When you (a collective you, not just the people quoted) are dressed as women and talk to other women who respect your presentation (who don't slam you for it), you feel rather elated for being included in the fold, in the women's circle so to speak, even if they know that you are men presenting as women. I take it then, that being accepted as a woman is the ultimate goal and it is what causes the warmest internal fuzzies.
So this is what I don't understand: I don't know if you realize this, but if you were in guy mode, the only guy in the room with all these women, they'd treat you just the same! They'd talk to you about the same topics, they'd be nice to you in the same way, they'd like you just as much, they wouldn't think you were odd for enjoying a conversation with a group of women. In other words, fundamentally you don't need to present as a woman in order to be included in woman's conversations.
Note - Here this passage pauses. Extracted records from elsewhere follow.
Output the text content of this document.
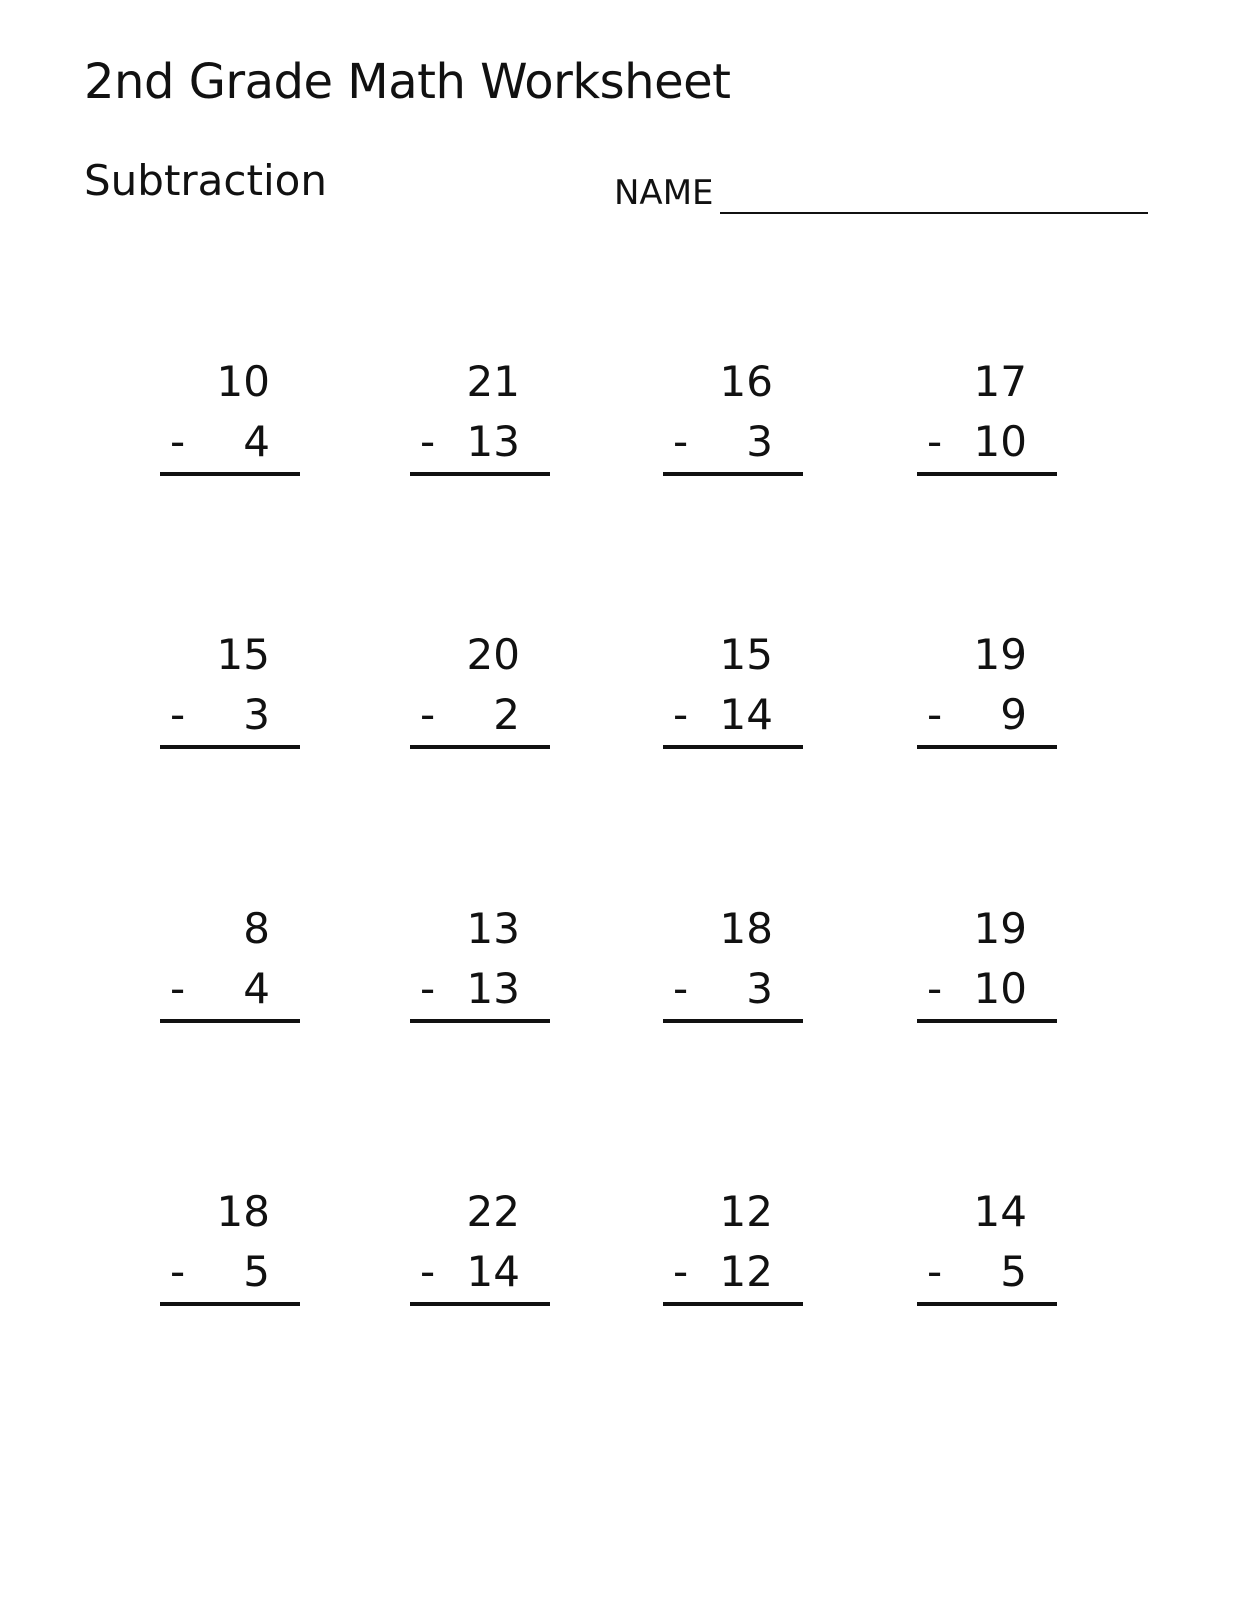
2nd Grade Math Worksheet
Subtraction	NAME
10
- 4
21
- 13
16
- 3
17
- 10
15
- 3
20
- 2
15
- 14
19
- 9
8
- 4
13
- 13
18
- 3
19
- 10
18
- 5
22
- 14
12
- 12
14
- 5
Also if you are fortunate enough to be able to blend well with your presentation. People won't dare try and challenge your gender, they will take you for what you are. Studies have shown that challenging or mis-gendering is one of the worst things people want to get wrong.
As stated before getting into a long conversation up close with someone is a whole another ball game.
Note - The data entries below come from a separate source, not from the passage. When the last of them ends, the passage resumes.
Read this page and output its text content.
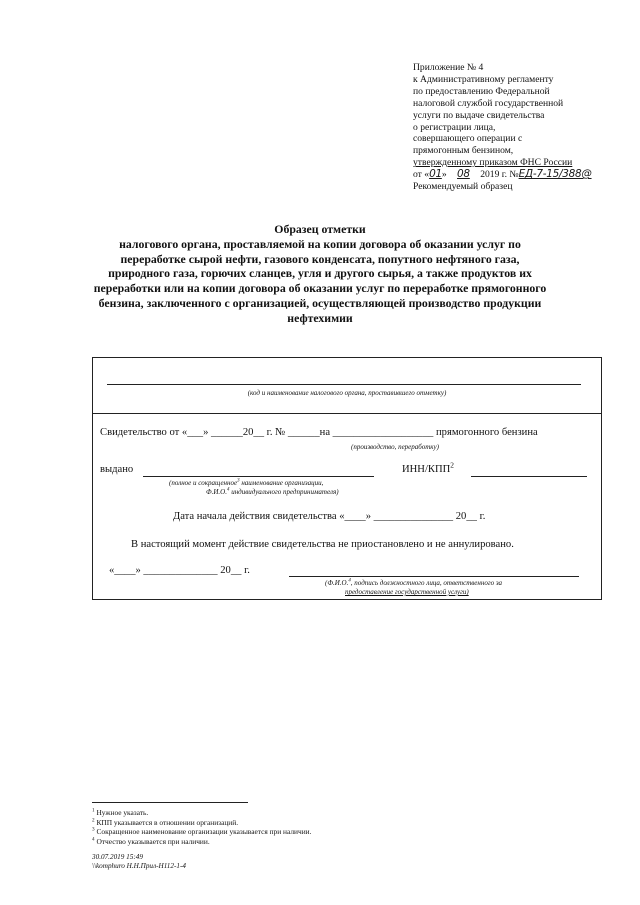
Приложение № 4
к Административному регламенту
по предоставлению Федеральной
налоговой службой государственной
услуги по выдаче свидетельства
о регистрации лица,
совершающего операции с
прямогонным бензином,
утвержденному приказом ФНС России
от «01» 08 2019 г. №ЕД-7-15/388@
Рекомендуемый образец
Образец отметки
налогового органа, проставляемой на копии договора об оказании услуг по
переработке сырой нефти, газового конденсата, попутного нефтяного газа,
природного газа, горючих сланцев, угля и другого сырья, а также продуктов их
переработки или на копии договора об оказании услуг по переработке прямогонного
бензина, заключенного с организацией, осуществляющей производство продукции
нефтехимии
(код и наименование налогового органа, проставившего отметку)
Свидетельство от «___» ______20__ г. № ______на ___________________ прямогонного бензина
(производство, переработку)
выдано	ИНН/КПП$^2$
(полное и сокращенное$^3$ наименование организации,
Ф.И.О.$^4$ индивидуального предпринимателя)
Дата начала действия свидетельства «____» _______________ 20__ г.
В настоящий момент действие свидетельства не приостановлено и не аннулировано.
«____» ______________ 20__ г.
(Ф.И.О.$^4$, подпись должностного лица, ответственного за
предоставление государственной услуги)
$^1$ Нужное указать.
$^2$ КПП указывается в отношении организаций.
$^3$ Сокращенное наименование организации указывается при наличии.
$^4$ Отчество указывается при наличии.
30.07.2019 15:49
\\komphuro Н.Н.Прил-Н112-1-4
I was at a recent Trans conference and while sitting in the lobby I overheard another group of people who were there for a different event. They were trying to guess if some of the CDs were GGs or TS etc. One guy in the group said flat out "I'm not even going there, I'm not even gonna risk challenging someone's gender".
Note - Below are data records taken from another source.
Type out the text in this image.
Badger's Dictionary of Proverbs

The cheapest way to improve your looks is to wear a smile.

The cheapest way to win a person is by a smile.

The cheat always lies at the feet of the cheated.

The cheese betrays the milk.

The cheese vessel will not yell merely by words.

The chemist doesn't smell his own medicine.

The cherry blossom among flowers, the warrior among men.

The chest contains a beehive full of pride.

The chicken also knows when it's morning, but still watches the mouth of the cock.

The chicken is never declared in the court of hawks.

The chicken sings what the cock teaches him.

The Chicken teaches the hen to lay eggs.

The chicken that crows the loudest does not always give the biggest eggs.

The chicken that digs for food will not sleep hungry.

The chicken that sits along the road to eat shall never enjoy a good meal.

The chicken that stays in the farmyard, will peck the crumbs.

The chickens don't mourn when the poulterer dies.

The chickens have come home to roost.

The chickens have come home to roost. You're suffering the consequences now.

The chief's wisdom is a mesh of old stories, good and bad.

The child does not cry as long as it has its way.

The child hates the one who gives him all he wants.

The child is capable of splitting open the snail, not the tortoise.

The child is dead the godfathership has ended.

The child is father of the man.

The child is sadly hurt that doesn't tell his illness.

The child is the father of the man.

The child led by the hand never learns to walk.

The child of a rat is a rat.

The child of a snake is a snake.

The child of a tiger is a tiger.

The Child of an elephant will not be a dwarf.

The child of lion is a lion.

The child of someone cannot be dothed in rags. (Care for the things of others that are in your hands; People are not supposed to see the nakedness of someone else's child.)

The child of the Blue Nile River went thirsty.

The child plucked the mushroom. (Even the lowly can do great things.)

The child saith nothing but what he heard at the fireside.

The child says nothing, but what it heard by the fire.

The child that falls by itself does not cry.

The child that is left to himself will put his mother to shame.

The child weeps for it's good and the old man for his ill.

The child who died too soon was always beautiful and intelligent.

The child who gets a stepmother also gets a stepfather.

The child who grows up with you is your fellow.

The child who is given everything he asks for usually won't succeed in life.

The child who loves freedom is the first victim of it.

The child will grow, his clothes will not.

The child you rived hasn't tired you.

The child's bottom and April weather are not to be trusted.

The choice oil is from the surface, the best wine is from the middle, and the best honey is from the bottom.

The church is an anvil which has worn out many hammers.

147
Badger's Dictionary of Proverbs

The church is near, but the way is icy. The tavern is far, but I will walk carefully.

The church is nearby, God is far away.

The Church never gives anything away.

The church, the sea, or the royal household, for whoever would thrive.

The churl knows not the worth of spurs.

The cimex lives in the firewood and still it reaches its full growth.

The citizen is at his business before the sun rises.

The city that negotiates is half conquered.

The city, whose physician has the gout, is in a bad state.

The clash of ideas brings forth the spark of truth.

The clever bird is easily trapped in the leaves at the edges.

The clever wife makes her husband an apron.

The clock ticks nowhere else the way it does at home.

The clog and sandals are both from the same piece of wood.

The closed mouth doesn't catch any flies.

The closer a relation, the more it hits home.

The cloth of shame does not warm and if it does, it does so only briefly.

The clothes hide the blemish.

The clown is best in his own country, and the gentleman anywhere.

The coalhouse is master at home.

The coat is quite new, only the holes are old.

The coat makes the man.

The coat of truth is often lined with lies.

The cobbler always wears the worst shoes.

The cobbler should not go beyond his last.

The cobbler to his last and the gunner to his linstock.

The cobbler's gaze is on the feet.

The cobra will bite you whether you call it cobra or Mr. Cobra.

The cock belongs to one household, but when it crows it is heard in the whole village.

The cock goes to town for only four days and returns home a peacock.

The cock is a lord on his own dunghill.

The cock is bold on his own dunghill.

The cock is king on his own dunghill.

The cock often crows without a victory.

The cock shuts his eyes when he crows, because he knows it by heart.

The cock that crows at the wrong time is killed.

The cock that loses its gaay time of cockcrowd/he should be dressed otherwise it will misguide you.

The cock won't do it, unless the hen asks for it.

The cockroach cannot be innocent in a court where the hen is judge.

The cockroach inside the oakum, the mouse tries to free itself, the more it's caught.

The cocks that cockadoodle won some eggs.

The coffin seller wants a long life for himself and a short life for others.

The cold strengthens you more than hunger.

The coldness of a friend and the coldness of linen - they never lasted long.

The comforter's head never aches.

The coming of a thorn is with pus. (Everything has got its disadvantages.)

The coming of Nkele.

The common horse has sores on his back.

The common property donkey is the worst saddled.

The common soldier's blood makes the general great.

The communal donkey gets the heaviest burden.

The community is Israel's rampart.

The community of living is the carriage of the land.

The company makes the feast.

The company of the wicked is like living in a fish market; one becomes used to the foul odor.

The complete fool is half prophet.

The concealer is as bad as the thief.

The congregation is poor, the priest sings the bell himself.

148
(... although this doesn't apply for those of you who want to be flirted with by men ... then you really need to present as a woman.)
But for the rest of you, what is it that makes you feel that presenting as a woman makes people treat you any differently? Please don't get me wrong. I understand that you feel better about yourselves when you dress, you like the way that you look better when you're dressed. And dressing makes you feel more comfortable, more at ease with yourselves. But doesn't it just really boil down to wanting to feel feminine regardless of the conversations you have, and the clothes are a pathway for feeling this way?
.. because as mentioned, if it was about being included in women's conversations, honestly you could accomplish this dressed as a male if you wanted to. I can't tell you how many intimate conversations I've had with various men over the course of my life. Women don't just talk to each other, they talk to men too, honest!
Here is an example: A few years ago my SO in guy mode and I were at a party at someone's house. No one there knew that my SO is trans. The men were in the basement watching a sports game, and the women were in the kitchen playing a silly truth or dare board game or something (can't really remember). My SO was the only male sitting smack dab in the middle of some 6-8 women, enjoying himself fully! None of us curtailed our actions or our words, just because there was a guy in the room. He was included right into all the fun, laughter, and girl talk, the man jokes, everything! And boy, were we having fun ... one of those evenings where the laughter was loud enough to wake up the kids. And my SO was laughing just as hard and appreciating all of it just like the rest of us! There was no thought that he was a stranger in our midst, because women are just so darned inclusive! We don't care if the people who want to join us are men or women.
Some of you might say that at some deeper level all the women at the table might have felt my SO's female energy, but honestly that's not it. Any one of the men in the basement could have joined us and the conversation and all around glee would have been just the same!
Please don't take any of this as any form of criticism. Many of you know me, I'm just trying to get down to basics.
I appreciate those of you who will share your thoughts about this, because it does puzzle me that you feel you are treated differently when you wear certain clothes (except men flirting with you), ... although I do understand wearing the clothes to feel feminine and I do support this.